El giro llegó en 1957, en dos decisiones del mismo periodo. Una restringió el alcance de aquella ley al distinguir entre defender una idea en abstracto e incitar a una acción concreta, lo que dejó prácticamente sin uso las acusaciones basadas en pertenencia o en afinidad. La otra limitó la capacidad de las comisiones parlamentarias de investigación al establecer que un testigo tiene derecho a saber en qué asunto legislativo se enmarcan las preguntas, con lo que el interrogatorio genérico sobre convicciones dejó de ser un instrumento seguro.
De ahí se extrae la lección que la literatura sobre el periodo suele subrayar. Lo que frenó el episodio no fue la retirada de una figura política, sino la reconstrucción del límite entre lo que se piensa y lo que se hace. Mientras ese límite estuvo borrado, la maquinaria funcionó sin necesidad de romper ninguna norma.
Preguntas frecuentes
¿Qué fue la caza de brujas de la Guerra Fría?
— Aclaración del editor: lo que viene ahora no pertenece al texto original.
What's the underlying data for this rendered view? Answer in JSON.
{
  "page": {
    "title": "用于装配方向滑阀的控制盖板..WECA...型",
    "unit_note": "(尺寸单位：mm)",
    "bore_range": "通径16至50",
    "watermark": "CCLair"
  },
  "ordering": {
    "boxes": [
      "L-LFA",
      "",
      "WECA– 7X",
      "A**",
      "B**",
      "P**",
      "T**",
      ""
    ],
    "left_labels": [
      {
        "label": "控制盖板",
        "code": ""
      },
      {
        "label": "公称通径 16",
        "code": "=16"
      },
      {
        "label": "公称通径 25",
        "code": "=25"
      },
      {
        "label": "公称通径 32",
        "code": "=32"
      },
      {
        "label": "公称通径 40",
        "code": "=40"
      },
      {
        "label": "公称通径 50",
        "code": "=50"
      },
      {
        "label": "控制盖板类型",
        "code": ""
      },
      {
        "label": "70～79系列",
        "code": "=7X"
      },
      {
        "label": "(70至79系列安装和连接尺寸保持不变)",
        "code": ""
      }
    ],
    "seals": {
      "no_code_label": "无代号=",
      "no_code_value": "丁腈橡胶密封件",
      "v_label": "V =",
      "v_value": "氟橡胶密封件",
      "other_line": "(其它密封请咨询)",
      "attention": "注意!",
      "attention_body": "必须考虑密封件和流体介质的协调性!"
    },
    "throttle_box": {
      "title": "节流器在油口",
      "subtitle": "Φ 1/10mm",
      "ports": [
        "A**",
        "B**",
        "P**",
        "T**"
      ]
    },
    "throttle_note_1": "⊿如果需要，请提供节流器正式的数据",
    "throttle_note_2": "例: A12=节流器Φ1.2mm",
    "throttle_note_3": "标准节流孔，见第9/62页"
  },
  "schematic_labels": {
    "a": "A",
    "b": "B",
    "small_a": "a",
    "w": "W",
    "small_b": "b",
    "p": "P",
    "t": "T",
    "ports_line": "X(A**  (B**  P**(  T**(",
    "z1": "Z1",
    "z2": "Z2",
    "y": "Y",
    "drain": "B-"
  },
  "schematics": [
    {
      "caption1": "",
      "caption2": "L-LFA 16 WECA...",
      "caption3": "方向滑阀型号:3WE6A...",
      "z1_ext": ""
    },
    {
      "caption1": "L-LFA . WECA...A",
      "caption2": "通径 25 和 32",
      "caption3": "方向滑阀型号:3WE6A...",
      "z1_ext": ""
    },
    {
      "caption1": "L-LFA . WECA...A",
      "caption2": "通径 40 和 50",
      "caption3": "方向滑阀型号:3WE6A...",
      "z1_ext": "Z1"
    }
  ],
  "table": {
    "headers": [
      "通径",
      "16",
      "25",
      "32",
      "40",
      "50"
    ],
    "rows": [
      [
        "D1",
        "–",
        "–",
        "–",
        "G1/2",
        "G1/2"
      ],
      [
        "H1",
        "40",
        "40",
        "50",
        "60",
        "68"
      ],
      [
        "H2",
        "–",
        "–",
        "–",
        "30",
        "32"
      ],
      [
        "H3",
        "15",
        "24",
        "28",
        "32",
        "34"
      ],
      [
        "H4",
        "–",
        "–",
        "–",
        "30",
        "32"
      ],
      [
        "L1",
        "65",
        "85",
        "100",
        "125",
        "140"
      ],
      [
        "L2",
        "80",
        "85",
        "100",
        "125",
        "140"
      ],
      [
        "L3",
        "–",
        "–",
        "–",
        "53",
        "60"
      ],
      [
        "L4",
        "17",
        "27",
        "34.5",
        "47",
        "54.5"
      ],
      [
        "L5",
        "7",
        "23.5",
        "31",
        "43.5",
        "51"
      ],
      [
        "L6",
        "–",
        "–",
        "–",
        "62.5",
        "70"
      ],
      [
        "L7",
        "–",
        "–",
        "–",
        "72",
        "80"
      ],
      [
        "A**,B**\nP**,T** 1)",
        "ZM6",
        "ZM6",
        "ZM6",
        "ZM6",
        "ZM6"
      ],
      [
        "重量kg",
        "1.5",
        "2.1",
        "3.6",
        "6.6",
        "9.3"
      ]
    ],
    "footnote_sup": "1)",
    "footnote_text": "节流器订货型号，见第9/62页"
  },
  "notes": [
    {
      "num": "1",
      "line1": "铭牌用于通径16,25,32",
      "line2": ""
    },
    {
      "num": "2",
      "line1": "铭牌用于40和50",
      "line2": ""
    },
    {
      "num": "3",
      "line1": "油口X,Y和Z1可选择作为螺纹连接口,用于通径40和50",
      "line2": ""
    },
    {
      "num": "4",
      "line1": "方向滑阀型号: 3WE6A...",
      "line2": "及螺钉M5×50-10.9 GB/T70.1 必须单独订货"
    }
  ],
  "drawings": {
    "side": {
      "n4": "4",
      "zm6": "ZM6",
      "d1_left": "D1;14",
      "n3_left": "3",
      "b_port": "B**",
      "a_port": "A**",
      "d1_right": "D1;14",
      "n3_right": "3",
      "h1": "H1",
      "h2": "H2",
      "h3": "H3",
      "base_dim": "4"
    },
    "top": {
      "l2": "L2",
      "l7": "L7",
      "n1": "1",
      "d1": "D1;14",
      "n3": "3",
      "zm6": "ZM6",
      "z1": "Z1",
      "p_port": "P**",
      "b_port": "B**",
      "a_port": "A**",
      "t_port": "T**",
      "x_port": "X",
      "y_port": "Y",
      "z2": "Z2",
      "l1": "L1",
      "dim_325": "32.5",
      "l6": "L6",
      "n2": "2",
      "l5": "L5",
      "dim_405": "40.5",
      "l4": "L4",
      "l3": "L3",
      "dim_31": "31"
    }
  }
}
La persecución del comunismo real o supuesto en Estados Unidos entre 1947 y 1957, mediante programas de verificación de lealtad, audiencias parlamentarias y listas negras profesionales.
¿De dónde viene el nombre?
De la comparación con los juicios de Salem de 1692, popularizada por la obra de Arthur Miller Las brujas de Salem, estrenada en 1953 como alegoría explícita del episodio contemporáneo.
¿Quién fue Joseph McCarthy?
El senador por Wisconsin que en 1950 afirmó disponer de una lista de empleados del Departamento de Estado afiliados al comunismo. Nunca acreditó ninguna versión de esa lista y el Senado lo censuró formalmente en 1954.
¿Cómo terminó el macartismo?
Cuando McCarthy extendió las acusaciones al Ejército y las audiencias de 1954 se retransmitieron por televisión, exponiendo su método ante una audiencia masiva. La censura del Senado ese mismo año acabó con su influencia.